Yunnan's largest industrial concern, Kunming Iron & Steel (Kisco), began pre-marketing in the US late last week for a $175 million to $200 million H share IPO.
The Credit Suisse First Boston led deal has a standard Hong Kong IPO structure, with a 90.9%/9.1% split between primary and secondary shares and a 90%/10% split between institutional and retail investors. Joint leads are Core Pacific Yamaichi and Kingsway, with CIBC and South China Securities as co-managers. Formal roadshows are expected to begin around February 23, with pricing around March 9 and listing the week beginning March 14.
Based on a pre greenshoe freefloat of 33% and syndicate consensus 2005 profit forecast of Rmb1.2 billion ($145 million), the deal is being pre-marketed on a P/E range of 3.7 to 4.2 times earnings.
This valuation appears compelling relative to comparables and reflects sectoral concerns that earnings are peaking, as well as the poor performance of recent offerings from the Chinese steel sector. The company will be hoping that sentiment has changed since early December when Red Chip China Guofeng failed to complete a similarly sized IPO via JPMorgan.
Both Kisco and Guofeng operate at the bottom end of the steel sector, producing long steel products for the construction industry. Both companies have been valued at similar levels and been pitched at a similar discount to China Oriental the main comparable.
In turn, China Oriental has had a dismal trading performance since it listed last February at 6.1 times forward earnings. The impact of China's austerity programme hit the stock hard and it dropped 70% in the space of just two months between March and May. Since then it has been fairly rangebound, although it has perked up 10.46% since the beginning of the year.
It is currently trading at around 5.4 times 2005 earnings, which means Kisco is being pitched at a relatively steep discount of roughly 23% to 33%. The big three Hong Kong listed steel companies - Angang, Chongqing and Maanshan - are respectively trading on 2005 P/E multiples of eight times, six times and 8.7 times.
Of the three, Maanshan is the most direct comparable since it also produces long steel products, although it is much larger in scale than Kisco, the country's 25th largest producer. In 2004, Maanshan produced 8.5 million tonnes of steel products relative to Kisco's 2.6 million.
Specialists say Kisco has been ramping capacity up strongly since 2002 when it produced two million tonnes. Volume growth is expected to range between 20% to 30% during 2005, with analysts predicting final output around the 3.3 million tonne level.
About 80% of production is long products such as billets, strips and re-bars and about 20% flat products such as steel plates and hot and cold rolled steel.

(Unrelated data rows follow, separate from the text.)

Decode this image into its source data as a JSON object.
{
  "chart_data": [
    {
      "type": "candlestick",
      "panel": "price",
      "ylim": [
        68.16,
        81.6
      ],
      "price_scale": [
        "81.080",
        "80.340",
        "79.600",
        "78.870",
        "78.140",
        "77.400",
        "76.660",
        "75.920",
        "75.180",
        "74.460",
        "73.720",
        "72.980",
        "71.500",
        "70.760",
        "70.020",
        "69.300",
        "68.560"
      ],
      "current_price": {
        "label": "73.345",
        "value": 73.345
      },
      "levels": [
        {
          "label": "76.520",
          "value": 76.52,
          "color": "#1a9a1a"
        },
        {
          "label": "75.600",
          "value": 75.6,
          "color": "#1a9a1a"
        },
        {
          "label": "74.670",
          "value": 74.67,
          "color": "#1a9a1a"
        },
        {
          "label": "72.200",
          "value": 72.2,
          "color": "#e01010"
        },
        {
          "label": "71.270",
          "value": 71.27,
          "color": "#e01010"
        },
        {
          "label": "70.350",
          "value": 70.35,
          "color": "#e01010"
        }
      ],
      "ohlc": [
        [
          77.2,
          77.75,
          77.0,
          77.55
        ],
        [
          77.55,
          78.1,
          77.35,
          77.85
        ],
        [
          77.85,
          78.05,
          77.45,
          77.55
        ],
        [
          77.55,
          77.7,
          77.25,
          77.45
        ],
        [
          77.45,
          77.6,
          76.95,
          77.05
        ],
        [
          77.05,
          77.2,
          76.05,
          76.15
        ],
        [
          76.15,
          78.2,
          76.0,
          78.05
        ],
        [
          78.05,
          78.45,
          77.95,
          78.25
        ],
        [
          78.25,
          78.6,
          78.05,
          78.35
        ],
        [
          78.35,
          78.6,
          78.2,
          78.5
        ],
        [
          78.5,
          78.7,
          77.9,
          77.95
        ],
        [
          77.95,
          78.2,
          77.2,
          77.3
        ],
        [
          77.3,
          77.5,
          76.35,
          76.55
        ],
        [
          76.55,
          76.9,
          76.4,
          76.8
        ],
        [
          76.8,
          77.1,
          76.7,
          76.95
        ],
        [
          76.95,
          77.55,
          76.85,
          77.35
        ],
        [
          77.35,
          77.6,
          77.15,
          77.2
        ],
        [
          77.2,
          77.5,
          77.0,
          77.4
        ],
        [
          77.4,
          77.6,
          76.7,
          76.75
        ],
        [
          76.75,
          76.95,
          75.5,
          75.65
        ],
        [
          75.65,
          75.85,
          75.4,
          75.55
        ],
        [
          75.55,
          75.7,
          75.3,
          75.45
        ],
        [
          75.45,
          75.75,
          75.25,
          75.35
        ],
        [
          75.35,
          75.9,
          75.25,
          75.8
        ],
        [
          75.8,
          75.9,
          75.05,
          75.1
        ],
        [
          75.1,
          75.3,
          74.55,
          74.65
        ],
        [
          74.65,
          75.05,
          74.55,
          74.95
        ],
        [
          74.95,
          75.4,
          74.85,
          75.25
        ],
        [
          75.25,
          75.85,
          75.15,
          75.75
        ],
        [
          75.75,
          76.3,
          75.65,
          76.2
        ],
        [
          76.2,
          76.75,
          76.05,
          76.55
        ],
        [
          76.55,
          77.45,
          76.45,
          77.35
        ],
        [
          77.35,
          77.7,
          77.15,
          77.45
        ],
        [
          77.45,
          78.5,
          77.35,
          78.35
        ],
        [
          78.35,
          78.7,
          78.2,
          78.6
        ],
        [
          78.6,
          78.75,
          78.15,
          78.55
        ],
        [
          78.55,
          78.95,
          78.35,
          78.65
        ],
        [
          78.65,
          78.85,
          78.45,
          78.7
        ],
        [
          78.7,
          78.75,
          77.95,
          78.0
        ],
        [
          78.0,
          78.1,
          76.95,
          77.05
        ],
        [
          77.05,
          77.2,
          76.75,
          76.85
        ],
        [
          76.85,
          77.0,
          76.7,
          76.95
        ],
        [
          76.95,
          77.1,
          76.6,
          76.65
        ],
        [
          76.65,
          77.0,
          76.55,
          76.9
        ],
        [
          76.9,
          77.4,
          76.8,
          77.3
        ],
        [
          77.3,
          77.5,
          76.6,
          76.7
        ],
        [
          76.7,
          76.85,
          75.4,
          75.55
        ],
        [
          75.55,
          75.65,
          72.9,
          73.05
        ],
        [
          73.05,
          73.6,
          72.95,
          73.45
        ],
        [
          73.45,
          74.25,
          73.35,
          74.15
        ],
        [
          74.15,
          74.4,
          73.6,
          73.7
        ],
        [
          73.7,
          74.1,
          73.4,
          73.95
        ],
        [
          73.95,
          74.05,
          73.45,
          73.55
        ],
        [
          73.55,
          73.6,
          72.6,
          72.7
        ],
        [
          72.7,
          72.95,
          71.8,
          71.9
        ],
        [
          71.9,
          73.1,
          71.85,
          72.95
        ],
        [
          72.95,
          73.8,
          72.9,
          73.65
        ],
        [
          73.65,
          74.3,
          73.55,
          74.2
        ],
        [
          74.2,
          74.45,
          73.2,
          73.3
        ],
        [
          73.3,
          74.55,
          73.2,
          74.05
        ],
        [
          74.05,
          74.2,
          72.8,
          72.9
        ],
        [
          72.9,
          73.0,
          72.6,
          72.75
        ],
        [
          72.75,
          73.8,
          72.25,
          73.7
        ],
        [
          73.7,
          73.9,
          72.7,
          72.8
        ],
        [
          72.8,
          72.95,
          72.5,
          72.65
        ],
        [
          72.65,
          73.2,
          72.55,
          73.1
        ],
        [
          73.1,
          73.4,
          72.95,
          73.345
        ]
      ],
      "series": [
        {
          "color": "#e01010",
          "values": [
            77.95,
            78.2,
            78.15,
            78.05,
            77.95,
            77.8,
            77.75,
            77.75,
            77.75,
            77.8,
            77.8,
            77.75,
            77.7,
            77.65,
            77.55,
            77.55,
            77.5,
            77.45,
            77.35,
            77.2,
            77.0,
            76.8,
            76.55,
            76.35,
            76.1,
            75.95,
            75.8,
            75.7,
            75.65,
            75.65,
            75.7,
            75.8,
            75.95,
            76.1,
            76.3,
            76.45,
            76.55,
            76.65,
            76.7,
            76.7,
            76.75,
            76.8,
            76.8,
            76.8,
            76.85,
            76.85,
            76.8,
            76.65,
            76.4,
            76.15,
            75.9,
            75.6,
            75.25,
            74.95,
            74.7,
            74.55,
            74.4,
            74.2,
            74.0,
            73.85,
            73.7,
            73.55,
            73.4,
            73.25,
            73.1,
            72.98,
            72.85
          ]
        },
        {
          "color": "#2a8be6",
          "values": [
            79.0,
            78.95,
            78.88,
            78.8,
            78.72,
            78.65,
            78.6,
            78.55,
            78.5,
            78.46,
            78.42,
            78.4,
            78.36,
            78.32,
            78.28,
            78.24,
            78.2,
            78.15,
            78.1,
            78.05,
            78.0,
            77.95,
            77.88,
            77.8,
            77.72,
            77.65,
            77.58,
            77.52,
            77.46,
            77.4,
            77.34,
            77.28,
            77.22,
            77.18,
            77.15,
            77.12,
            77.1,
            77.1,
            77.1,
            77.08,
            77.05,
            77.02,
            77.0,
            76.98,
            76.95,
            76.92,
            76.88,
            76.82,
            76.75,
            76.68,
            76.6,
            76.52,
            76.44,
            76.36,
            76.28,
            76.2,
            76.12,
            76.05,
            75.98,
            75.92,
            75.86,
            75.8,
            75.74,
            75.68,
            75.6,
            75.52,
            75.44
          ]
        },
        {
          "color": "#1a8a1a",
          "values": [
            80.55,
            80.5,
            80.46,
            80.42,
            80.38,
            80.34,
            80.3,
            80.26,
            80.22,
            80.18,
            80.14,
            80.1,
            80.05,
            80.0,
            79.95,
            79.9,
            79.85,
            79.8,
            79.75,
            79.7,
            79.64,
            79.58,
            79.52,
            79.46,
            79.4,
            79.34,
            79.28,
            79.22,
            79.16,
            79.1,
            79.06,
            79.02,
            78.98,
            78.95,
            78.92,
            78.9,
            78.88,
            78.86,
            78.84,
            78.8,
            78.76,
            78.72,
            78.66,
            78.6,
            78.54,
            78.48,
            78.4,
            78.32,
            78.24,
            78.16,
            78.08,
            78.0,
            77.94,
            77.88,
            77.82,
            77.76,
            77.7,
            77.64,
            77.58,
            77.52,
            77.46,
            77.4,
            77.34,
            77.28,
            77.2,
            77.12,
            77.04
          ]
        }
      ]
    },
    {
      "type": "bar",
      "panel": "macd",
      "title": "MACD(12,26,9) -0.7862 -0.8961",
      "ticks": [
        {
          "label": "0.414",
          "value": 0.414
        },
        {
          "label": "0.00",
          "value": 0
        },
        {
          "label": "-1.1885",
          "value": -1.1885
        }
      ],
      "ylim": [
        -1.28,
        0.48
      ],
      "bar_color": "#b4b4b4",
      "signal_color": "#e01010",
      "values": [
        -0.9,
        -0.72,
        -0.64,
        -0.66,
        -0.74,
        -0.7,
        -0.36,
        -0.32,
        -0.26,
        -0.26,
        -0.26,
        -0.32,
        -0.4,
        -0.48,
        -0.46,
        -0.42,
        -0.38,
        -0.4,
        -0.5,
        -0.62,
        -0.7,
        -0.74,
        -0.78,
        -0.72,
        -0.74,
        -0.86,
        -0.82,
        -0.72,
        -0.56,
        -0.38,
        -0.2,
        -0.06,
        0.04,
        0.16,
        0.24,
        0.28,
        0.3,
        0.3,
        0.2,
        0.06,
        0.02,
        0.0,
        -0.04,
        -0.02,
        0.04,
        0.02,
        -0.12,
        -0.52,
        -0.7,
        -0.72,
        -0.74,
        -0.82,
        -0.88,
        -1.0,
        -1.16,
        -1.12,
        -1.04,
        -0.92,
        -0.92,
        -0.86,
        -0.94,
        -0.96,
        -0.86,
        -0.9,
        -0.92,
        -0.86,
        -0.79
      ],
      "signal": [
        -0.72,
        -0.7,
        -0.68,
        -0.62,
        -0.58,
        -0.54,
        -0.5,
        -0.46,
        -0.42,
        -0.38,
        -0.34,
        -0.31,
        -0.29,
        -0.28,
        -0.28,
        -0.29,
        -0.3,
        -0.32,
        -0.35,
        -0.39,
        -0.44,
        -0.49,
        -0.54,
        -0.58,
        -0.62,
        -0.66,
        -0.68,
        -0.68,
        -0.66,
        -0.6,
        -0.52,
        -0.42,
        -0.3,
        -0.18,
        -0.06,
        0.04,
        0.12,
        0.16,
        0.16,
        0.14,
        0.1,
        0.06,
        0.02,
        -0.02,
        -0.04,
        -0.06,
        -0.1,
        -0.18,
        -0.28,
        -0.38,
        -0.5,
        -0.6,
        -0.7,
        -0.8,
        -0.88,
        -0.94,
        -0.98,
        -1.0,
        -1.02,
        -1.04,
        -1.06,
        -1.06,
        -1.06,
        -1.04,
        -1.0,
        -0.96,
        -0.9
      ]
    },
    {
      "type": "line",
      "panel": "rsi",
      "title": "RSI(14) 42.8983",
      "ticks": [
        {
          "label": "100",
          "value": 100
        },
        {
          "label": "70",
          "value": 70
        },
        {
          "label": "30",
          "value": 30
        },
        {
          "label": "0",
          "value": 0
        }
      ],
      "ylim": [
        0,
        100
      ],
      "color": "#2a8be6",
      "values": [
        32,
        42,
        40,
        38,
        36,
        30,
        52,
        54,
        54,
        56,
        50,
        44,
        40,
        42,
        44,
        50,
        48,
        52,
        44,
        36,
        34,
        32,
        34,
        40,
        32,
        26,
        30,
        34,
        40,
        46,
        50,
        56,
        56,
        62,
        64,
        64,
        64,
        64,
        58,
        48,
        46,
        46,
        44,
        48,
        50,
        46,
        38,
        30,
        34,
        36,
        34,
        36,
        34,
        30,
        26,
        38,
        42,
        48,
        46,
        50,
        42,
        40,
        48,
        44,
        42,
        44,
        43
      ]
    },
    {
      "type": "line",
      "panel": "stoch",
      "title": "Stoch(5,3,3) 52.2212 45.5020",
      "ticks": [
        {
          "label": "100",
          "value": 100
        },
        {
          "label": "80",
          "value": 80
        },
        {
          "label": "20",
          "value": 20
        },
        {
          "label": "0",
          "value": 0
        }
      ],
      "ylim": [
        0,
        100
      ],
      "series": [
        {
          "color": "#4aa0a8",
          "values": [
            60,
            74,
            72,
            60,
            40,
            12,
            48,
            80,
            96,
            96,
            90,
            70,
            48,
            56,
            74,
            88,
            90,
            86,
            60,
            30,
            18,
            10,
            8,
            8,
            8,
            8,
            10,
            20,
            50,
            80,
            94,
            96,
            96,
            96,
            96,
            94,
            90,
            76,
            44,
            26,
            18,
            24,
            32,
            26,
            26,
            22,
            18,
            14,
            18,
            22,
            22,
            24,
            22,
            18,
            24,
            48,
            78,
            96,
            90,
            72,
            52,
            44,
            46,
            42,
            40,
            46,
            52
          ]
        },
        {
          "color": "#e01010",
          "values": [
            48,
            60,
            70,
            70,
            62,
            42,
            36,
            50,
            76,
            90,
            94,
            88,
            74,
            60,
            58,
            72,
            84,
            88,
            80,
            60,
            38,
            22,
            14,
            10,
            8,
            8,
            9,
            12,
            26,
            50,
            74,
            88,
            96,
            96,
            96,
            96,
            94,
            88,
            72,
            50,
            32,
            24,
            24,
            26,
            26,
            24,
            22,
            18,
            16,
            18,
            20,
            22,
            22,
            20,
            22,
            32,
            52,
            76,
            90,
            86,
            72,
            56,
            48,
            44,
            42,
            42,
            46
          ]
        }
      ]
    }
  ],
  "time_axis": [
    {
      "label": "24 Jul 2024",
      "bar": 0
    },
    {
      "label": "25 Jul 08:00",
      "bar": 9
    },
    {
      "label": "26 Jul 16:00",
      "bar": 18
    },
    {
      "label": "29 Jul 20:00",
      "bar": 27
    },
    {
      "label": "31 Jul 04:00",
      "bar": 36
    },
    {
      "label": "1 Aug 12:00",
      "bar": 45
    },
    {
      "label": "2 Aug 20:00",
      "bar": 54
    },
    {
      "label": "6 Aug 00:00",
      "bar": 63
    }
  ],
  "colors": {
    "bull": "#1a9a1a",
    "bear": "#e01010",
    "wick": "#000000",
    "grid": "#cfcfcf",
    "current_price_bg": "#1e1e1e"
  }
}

One the company's biggest selling points is said to be its geographical location. Kisco is being pitched as a good proxy for the industrial development of South West China, one of the government's main priorities. Kisco has an 80% market share in Yunnan and specialists say the IPO should be of far greater interest to China specialists than steel specialists.
The region's growth dynamics may enable the company to withstand slowing domestic demand for steel and an anticipated drop in prices. The China Iron & Steel Association (CISA) is predicting slower demand growth in 2005 compared to 2004 when growth topped 13%.
Yunnan province recorded GDP growth of 11.3% during the third quarter of 2004 compared to a 9.5% average for the entire country. Over the coming decade, analysts are forecasting the province will achieve a CAGR of at least 8%.
CISA also says prices are unlikely to climb much further in 2005 given an expected surge in output. However, some analysts have taken a contrarian view and note that steel prices have remained resilient both to slowing demand (thanks to the austerity measures) and production increases. A number of houses have put out strong buy recommendations on cyclical commodity stocks, although most have emphasized the flat steel sector rather than the more volatile long steel sector.
Specialists believe Kisco may also score an advantage from its SOE status relative to Guofeng and China Oriental, which are both Red Chips.
It is also said to derive a slight advantage from being able to source of some of its iron ore at spot prices from government-affiliated producers in Yunnan province. Most of its iron ore is still imported, however and the company recently said it wanted to double Indian imports from 500,000 tonnes to one million tonnes. It is also said to be considering acquiring a CRC plant in the country.
Like most of the Chinese steel producers, Kisco is offering a relatively high dividend yield. Based on its indicative range and a 30% pay-out ratio, it should yield between 5% and 7%. Both Angang and Chongqing currently yield around 6%.